Untuk melaksanakan nila-nilai demokrasi tersebut dibutuhkan lembaga penyelenggara, seperti berikut :

a. Pemerintah yang bertanggung jawab

b. Suatu DPR sebagai wakil golongan-golongan dan kepentingan-kepentingan dalam masyarakat, DPR dipilih dengan pemilu yang bebas dan rahasia atas dasar sekurang-kurangnya dua calon untuk setiap kursi. DPR ini mengadakan pengawasan (control) sehingga menjadi oposisi yang konstruktif dan memungkinkan penilaian terhadap kebijaksanaan pemerintah secara kontinyu.

c. Suatu organisasi politik yang mencakup satu atau lebih partai politik (system dwi partai, multi partai). Partai-partai ini menyelnggarakan hubungan yang kontinyu antara masyarakat dengan pemerintah dan sebagai wadah aspirasi rakyat.

d. Pers dan media massa yang bebas untuk menyatakan pendapat.

e. System peradilan yang bebas untuk menjamin hak-hak asasi dan mempertahankan keadilan.

Unsur-unsur demokrasi

Pada dasarnya demokrasi meliputi unsure-unsur berikut :

a. Adanya partisipasi masyarakata secara aktif dalam kehidupan bermasyarakat,berbangsa dan bernegara

b. Adanya pengakuan akan sepremasi hokum

c. Adanya pengakuan akan kesamaan anatara warga Negara

d. Adanya pengakuan akan supremasi sipil atas militer

e. Adanya kebebasan berekspresi, berbicara, berkumpul,berorganisasi, beragama, berkeyakinan dan kebebasan mengurus nasib sendiri.

b. Demokrasi dengan Sistem Pemisahan Kekuasaan (Presidensiil)

Pada sistem ini, hubungan antara badan eksekutif dengan badan legislatif dapat dikatakan tidak ada. Pemisahan yang tegas antara kekuasaan eksekutif (pemerintah) dan legislatif (badan perwakilan rakyat) ini mengingatkan kita pada ajaran dari Montesquieu, yang dikenal dengan ajaran Trias Politika.

Menurut ajaran ini masing-masing kekuasaan tersebut terpisah satu sama lain, baik fungsi maupun organ-organ yang menyelenggarakannya.

Ketiga kekuasaan tersebut sebagai berikut:

1) Kekuasaan legislatif yaitu kekuasaan untuk membuat undang-undang.

2) Kekuasaan eksekutif yaitu kekuasaan untuk menjalankan undang-undang atau peraturan.

3) Kekuasaan yudikatif yaitu kekuasaan pengadilan untuk mengawasi pelaksanaan UU oleh lembaga-lembaga peradilan.

Dalam sistem ini terdapat pemisahan kekuasaan lembaga eksekutif yang terdiri dari prosedur sebagai kepala pemerintahan dan dibantu oleh para menteri.
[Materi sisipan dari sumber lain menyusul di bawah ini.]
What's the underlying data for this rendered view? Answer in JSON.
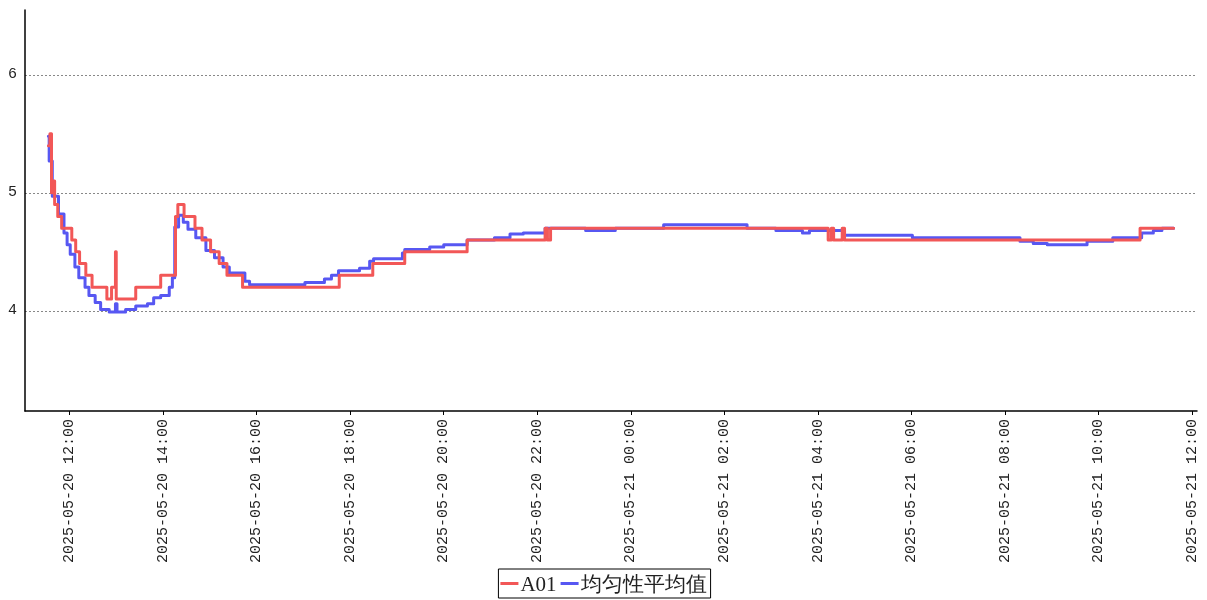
{
  "chart_data": {
    "type": "step",
    "series": [
      {
        "name": "A01",
        "color": "#f25757",
        "x": [
          "2025-05-20T11:33",
          "2025-05-20T11:35",
          "2025-05-20T11:37",
          "2025-05-20T11:38",
          "2025-05-20T11:41",
          "2025-05-20T11:45",
          "2025-05-20T11:50",
          "2025-05-20T12:03",
          "2025-05-20T12:08",
          "2025-05-20T12:13",
          "2025-05-20T12:21",
          "2025-05-20T12:29",
          "2025-05-20T12:48",
          "2025-05-20T12:54",
          "2025-05-20T12:59",
          "2025-05-20T13:00",
          "2025-05-20T13:25",
          "2025-05-20T13:57",
          "2025-05-20T14:16",
          "2025-05-20T14:19",
          "2025-05-20T14:27",
          "2025-05-20T14:41",
          "2025-05-20T14:50",
          "2025-05-20T15:01",
          "2025-05-20T15:12",
          "2025-05-20T15:22",
          "2025-05-20T15:42",
          "2025-05-20T17:46",
          "2025-05-20T18:29",
          "2025-05-20T19:10",
          "2025-05-20T20:30",
          "2025-05-20T22:10",
          "2025-05-20T22:13",
          "2025-05-20T22:17",
          "2025-05-21T04:13",
          "2025-05-21T04:17",
          "2025-05-21T04:20",
          "2025-05-21T04:31",
          "2025-05-21T04:34",
          "2025-05-21T10:53",
          "2025-05-21T11:36"
        ],
        "values": [
          5.4,
          5.5,
          5.0,
          5.1,
          4.9,
          4.8,
          4.7,
          4.6,
          4.5,
          4.4,
          4.3,
          4.2,
          4.1,
          4.2,
          4.5,
          4.1,
          4.2,
          4.3,
          4.8,
          4.9,
          4.8,
          4.7,
          4.6,
          4.5,
          4.4,
          4.3,
          4.2,
          4.3,
          4.4,
          4.5,
          4.6,
          4.7,
          4.6,
          4.7,
          4.6,
          4.7,
          4.6,
          4.7,
          4.6,
          4.7,
          4.7
        ]
      },
      {
        "name": "均匀性平均值",
        "color": "#5757f2",
        "x": [
          "2025-05-20T11:33",
          "2025-05-20T11:34",
          "2025-05-20T11:38",
          "2025-05-20T11:46",
          "2025-05-20T11:53",
          "2025-05-20T11:57",
          "2025-05-20T12:01",
          "2025-05-20T12:07",
          "2025-05-20T12:12",
          "2025-05-20T12:20",
          "2025-05-20T12:25",
          "2025-05-20T12:33",
          "2025-05-20T12:40",
          "2025-05-20T12:51",
          "2025-05-20T12:59",
          "2025-05-20T13:01",
          "2025-05-20T13:12",
          "2025-05-20T13:25",
          "2025-05-20T13:40",
          "2025-05-20T13:48",
          "2025-05-20T13:57",
          "2025-05-20T14:08",
          "2025-05-20T14:12",
          "2025-05-20T14:15",
          "2025-05-20T14:20",
          "2025-05-20T14:26",
          "2025-05-20T14:32",
          "2025-05-20T14:42",
          "2025-05-20T14:55",
          "2025-05-20T15:06",
          "2025-05-20T15:17",
          "2025-05-20T15:25",
          "2025-05-20T15:45",
          "2025-05-20T15:51",
          "2025-05-20T17:02",
          "2025-05-20T17:27",
          "2025-05-20T17:36",
          "2025-05-20T17:45",
          "2025-05-20T18:12",
          "2025-05-20T18:25",
          "2025-05-20T18:30",
          "2025-05-20T19:07",
          "2025-05-20T19:10",
          "2025-05-20T19:42",
          "2025-05-20T20:00",
          "2025-05-20T20:30",
          "2025-05-20T21:05",
          "2025-05-20T21:25",
          "2025-05-20T21:42",
          "2025-05-20T22:10",
          "2025-05-20T23:02",
          "2025-05-20T23:40",
          "2025-05-21T00:42",
          "2025-05-21T02:29",
          "2025-05-21T03:06",
          "2025-05-21T03:40",
          "2025-05-21T03:49",
          "2025-05-21T04:34",
          "2025-05-21T06:01",
          "2025-05-21T08:19",
          "2025-05-21T08:36",
          "2025-05-21T08:54",
          "2025-05-21T09:45",
          "2025-05-21T10:18",
          "2025-05-21T10:55",
          "2025-05-21T11:10",
          "2025-05-21T11:21",
          "2025-05-21T11:36"
        ],
        "values": [
          5.48,
          5.27,
          4.97,
          4.82,
          4.66,
          4.56,
          4.48,
          4.37,
          4.28,
          4.2,
          4.13,
          4.07,
          4.01,
          3.99,
          4.06,
          3.99,
          4.01,
          4.04,
          4.06,
          4.11,
          4.13,
          4.2,
          4.28,
          4.71,
          4.81,
          4.75,
          4.69,
          4.62,
          4.51,
          4.45,
          4.37,
          4.32,
          4.25,
          4.22,
          4.24,
          4.27,
          4.3,
          4.34,
          4.36,
          4.42,
          4.44,
          4.49,
          4.52,
          4.54,
          4.56,
          4.6,
          4.62,
          4.65,
          4.66,
          4.7,
          4.68,
          4.7,
          4.73,
          4.7,
          4.68,
          4.66,
          4.68,
          4.64,
          4.62,
          4.59,
          4.57,
          4.56,
          4.59,
          4.62,
          4.66,
          4.68,
          4.7,
          4.7
        ]
      }
    ],
    "xlim": [
      "2025-05-20T11:03",
      "2025-05-21T12:06"
    ],
    "xticks": [
      {
        "value": "2025-05-20T12:00",
        "label": "2025-05-20 12:00"
      },
      {
        "value": "2025-05-20T14:00",
        "label": "2025-05-20 14:00"
      },
      {
        "value": "2025-05-20T16:00",
        "label": "2025-05-20 16:00"
      },
      {
        "value": "2025-05-20T18:00",
        "label": "2025-05-20 18:00"
      },
      {
        "value": "2025-05-20T20:00",
        "label": "2025-05-20 20:00"
      },
      {
        "value": "2025-05-20T22:00",
        "label": "2025-05-20 22:00"
      },
      {
        "value": "2025-05-21T00:00",
        "label": "2025-05-21 00:00"
      },
      {
        "value": "2025-05-21T02:00",
        "label": "2025-05-21 02:00"
      },
      {
        "value": "2025-05-21T04:00",
        "label": "2025-05-21 04:00"
      },
      {
        "value": "2025-05-21T06:00",
        "label": "2025-05-21 06:00"
      },
      {
        "value": "2025-05-21T08:00",
        "label": "2025-05-21 08:00"
      },
      {
        "value": "2025-05-21T10:00",
        "label": "2025-05-21 10:00"
      },
      {
        "value": "2025-05-21T12:00",
        "label": "2025-05-21 12:00"
      }
    ],
    "ylim": [
      3.15,
      6.55
    ],
    "yticks": [
      4,
      5,
      6
    ],
    "grid": "y",
    "legend": "bottom",
    "marker": "none",
    "line_style": "solid"
  }
}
Menteri tersebut memimpin sebuah lembaga departemen pemerintahan yang bertanggung jawab kepada presiden. Para menteri tersebut diangkat oleh presiden. Sistem ini juga dapat disebut sebagai sistem presidensiil. Pada sistem ini terdapat kelebihan dan kelemahan.
Kelebihan
Adanya kestabilan pemerintahan, karena mereka tidak dapat dibubarkan oleh parlemen, sehingga pemerintah dapat bekerja dan rnelaksanakan program-programnya dengan baik.
Kelemahan
Dapat menimbulkan pemusatan kekuasaan di tangan presiden dan lemahnya pengawasan dari rakyat.

c. Demokrasi dengan Sistem Referendum

Dalam pelaksanaan sistem ini, badan legislatif berada dalam pengawasan rakyat. Dalam melaksanakan pengawasannya sistem ini dilakukan dengan referendum.

Sistem ini dibagi menjadi berikut.

1) Referendum obligatoire (referendum yang wajib)

Referendum obligatoire adalah referendum yang menentukan berlakunya suatu undang-undang atau suatu peraturan. Artinya suatu undang-undang dapat berlaku jika rakyat menyetujuinya lewat referendum.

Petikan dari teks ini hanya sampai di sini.